I’ve been testing this recipe for several years, which is easy to do with a freezer full of frozen bananas I’ve stocked away for ‘that yogurt cake my family and neighbors have enjoyed so much through the years. 

Blueberry Loaf on Rack

One lesson I’ve learned here is that it seems to turn out better when whisked by hand as opposed to using my beloved Kitchen Aid Stand Mixer (which is not the case for most of my favorite baked goods). Plus, I decided to use a loaf pan instead of the more traditional bundt pan, and it just seems to bake better in this way.

Blueberry Loaf Up Close

Whatever works…no?

Note: The dry ingredients don’t have to be sifted unless you want a loaf that’s a little less dense, but there won’t be too much of a noticeable difference whether you do or not.

Banana Blueberry Loaf

 

Blueberry-Banana Loaf

Makes about 8 hefty slices

Dry Ingredients

  • 2 cups unbleached all-purpose flour
  • 1 tsp. salt
  • 1 1/2 tsp. baking powder
  • 2 cups pure cane sugar, granulated

Wet Ingredients

  • 3 eggs
  • 1 cup nonfat plain yogurt, preferably the thick, European style
  • 1 cup vegetable OR grapeseed oil. I don’t recommend any strong oils such as olive oil because it tends to take over the flavor of the blueberry and banana.

Additional Ingredients

  • 2 (mature/ripe) frozen bananas, defrosted on the counter for 20-30 minutes or in the microwave for under a minute
  • 1 cup frozen blueberries

Directions

  1. Measure all dry ingredients into a metal or glass mixing bowl. Set aside.
  2. In a separate mixing bowl, measure out the eggs and yogurt. Using a wire whisk, mix together well. Next, add the vegetable oil and whisk again until all three ingredients are well-blended.
  3. To the egg-yogurt-oil mixture, add the defrosted bananas by mashing them into the mixture. Then, using a whisk, blend these ingredients.
  4. Using 1-2 cups at a time, add the dry ingredients to the wet mixture.

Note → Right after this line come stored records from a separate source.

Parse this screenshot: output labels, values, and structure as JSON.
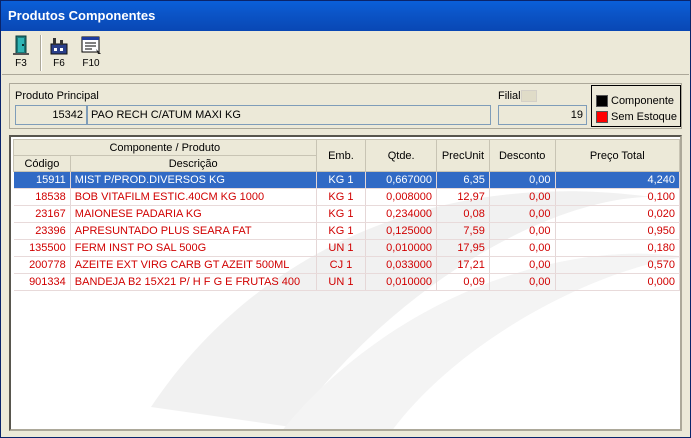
{
  "window": {
    "title": "Produtos Componentes"
  },
  "toolbar": {
    "buttons": [
      {
        "label": "F3",
        "icon": "exit-door-icon"
      },
      {
        "label": "F6",
        "icon": "factory-icon"
      },
      {
        "label": "F10",
        "icon": "print-list-icon"
      }
    ]
  },
  "header": {
    "produto_label": "Produto Principal",
    "produto_code": "15342",
    "produto_desc": "PAO RECH C/ATUM MAXI KG",
    "filial_label": "Filial",
    "filial_value": "19"
  },
  "legend": {
    "componente": {
      "label": "Componente",
      "color": "#000000"
    },
    "sem_estoque": {
      "label": "Sem Estoque",
      "color": "#ff0000"
    }
  },
  "table": {
    "group_header": "Componente / Produto",
    "headers": {
      "codigo": "Código",
      "descricao": "Descrição",
      "emb": "Emb.",
      "qtde": "Qtde.",
      "precunit": "PrecUnit",
      "desconto": "Desconto",
      "preco_total": "Preço Total"
    },
    "rows": [
      {
        "codigo": "15911",
        "descricao": "MIST P/PROD.DIVERSOS  KG",
        "emb": "KG 1",
        "qtde": "0,667000",
        "precunit": "6,35",
        "desconto": "0,00",
        "preco_total": "4,240"
      },
      {
        "codigo": "18538",
        "descricao": "BOB VITAFILM ESTIC.40CM KG 1000",
        "emb": "KG 1",
        "qtde": "0,008000",
        "precunit": "12,97",
        "desconto": "0,00",
        "preco_total": "0,100"
      },
      {
        "codigo": "23167",
        "descricao": "MAIONESE PADARIA KG",
        "emb": "KG 1",
        "qtde": "0,234000",
        "precunit": "0,08",
        "desconto": "0,00",
        "preco_total": "0,020"
      },
      {
        "codigo": "23396",
        "descricao": "APRESUNTADO PLUS SEARA FAT",
        "emb": "KG 1",
        "qtde": "0,125000",
        "precunit": "7,59",
        "desconto": "0,00",
        "preco_total": "0,950"
      },
      {
        "codigo": "135500",
        "descricao": "FERM INST PO SAL 500G",
        "emb": "UN 1",
        "qtde": "0,010000",
        "precunit": "17,95",
        "desconto": "0,00",
        "preco_total": "0,180"
      },
      {
        "codigo": "200778",
        "descricao": "AZEITE EXT VIRG CARB GT AZEIT 500ML",
        "emb": "CJ 1",
        "qtde": "0,033000",
        "precunit": "17,21",
        "desconto": "0,00",
        "preco_total": "0,570"
      },
      {
        "codigo": "901334",
        "descricao": "BANDEJA B2 15X21 P/ H F G E FRUTAS 400",
        "emb": "UN 1",
        "qtde": "0,010000",
        "precunit": "0,09",
        "desconto": "0,00",
        "preco_total": "0,000"
      }
    ]
  }
}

Using a wooden spoon or heavy wire whisk, blend all ingredients until there are no lumps.
  5. Gently fold in the blueberries, careful not to break any (it will make your batter blue!)
  6. Pour mixture into an large, oiled (spray) loaf pan and bake in a preheated 350° oven.
  7. Bake for 60-75 minutes or until a toothpick or flat knife comes out clean from the center and the top is golden brown.
  8. Allow to cool before turning out of pan, approximately 30-40 minutes.

This is great for breakfast, served with a pat of butter and a glass of warm milk. But hey, it’s also great as a snack any time of day.